In a way, former Reno Mayor Jeff Griffin can consider himself redeemed for pushing to build the downtown railroad trench, completed in 2005 at a cost of $282 million. In the late 1990s, Griffin often said the day would come when the tunnel roofs would be raised for cars carrying double-stacked cargo containers from Pacific Rim and Asian countries unloaded at the Port of Oakland.
"It took a little longer
than I thought," said Griffin, who ran an international shipping business in Reno
for years and recently saw his first double-stacked train on the route east of
Fernley. "I just know that it was a business decision a multi-billion company
had to make."
While Griffin predicted the
number of trains a day would jump substantially, critics railed against city
plans to build a railroad trench and eliminate crossings in downtown. But the
city hasn't gone bankrupt as feared because of trench cost overruns, nor has
the trench been destroyed by floods or earthquakes.
Tom Lange, UP western spokesman, said 15 to 18 trains a day are routed through Reno, about the same as before the tunnels were finished in late November. He said there is no way of telling how many more trains will be coming.
"Our volume is based on the economy and customer needs," he said. "There's not really a way to project future transportation volume."
Union Pacific spent about $2.6 billion in the past year to improve its rail system while business was slow because of the recession.
Donner Pass is about 75 miles shorter and up to three hours faster than the Feather River Canyon route, making it the shortest route between Oakland and the railroad hub of Chicago. Double-stacked trains can be as long as 9,000 feet and cross Donner Pass while the length of trains are limited to 5,700 feet on the winding Feather River pass.

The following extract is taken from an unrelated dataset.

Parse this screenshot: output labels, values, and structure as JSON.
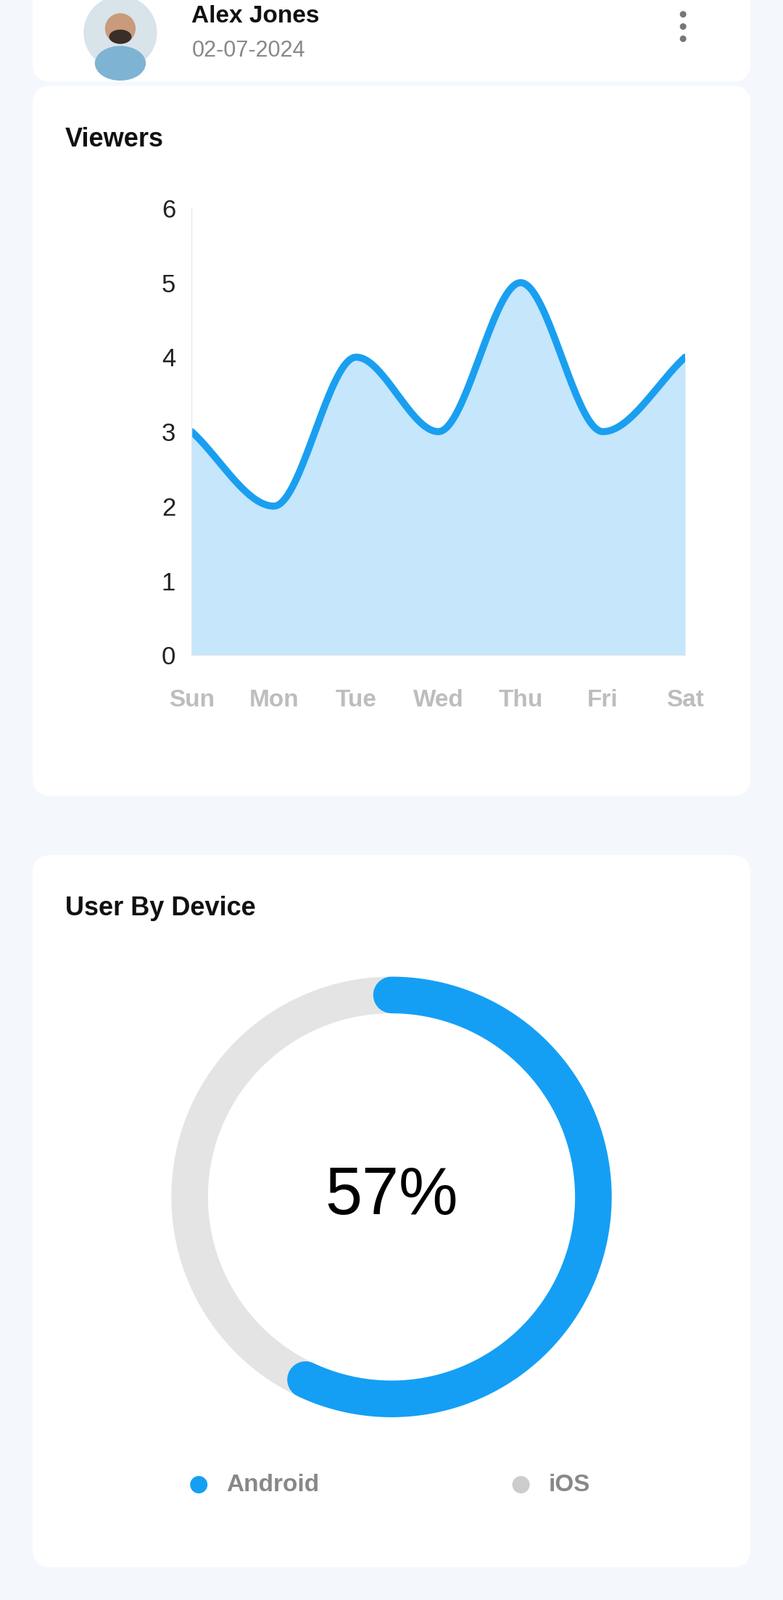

Keeping both routes open allows for more flexibility, said John Kaiser, UP vice president and general manager. The Feather River route is used for slower trains with a variety of cars such a tanks and flatbeds.
Griffin said industrial/warehouse distribution businesses in Reno and at the Tahoe Reno Industrial Center in Storey County would benefit from cheaper double-stacked train service.
Lange said the railroad also will have some crews based in Sparks instead of Portola, Calif., as a result of the route changes while support staff will remain in Portola. He said double-stacked trains take trucks off the road. UP said a train can take up to 300 long-haul trucks off of Interstate 80, helping to reduce traffic congestion over the pass and through Reno and Sparks. And that helps reduce pollution. UP claims it can move a ton of goods 830 miles on a gallon of diesel fuel.
But more trains eventually could cause delays for residents in River Park on the west edge of Reno who must cross tracks to get home. East of downtown, trains also would block traffic on Sutro Street but motorists have the Wells Overpass as an alternative.
Before UP purchased Southern Pacific Railroad in 1996, UP officials recognized the port's role in its future and said it planned to eventually enlarge the tunnels over Donner Pass to carry goods to Chicago. In the merger, federal authorities singled out only Reno and Wichita, Kan., for special consideration. To build the downtown trench, Union Pacific contributed $35 million and 165 acres of usable land.
The federal Surface Transportation Board predicted up to 25 trains a day would run through Reno, compared with an average of 14 trains before the merger.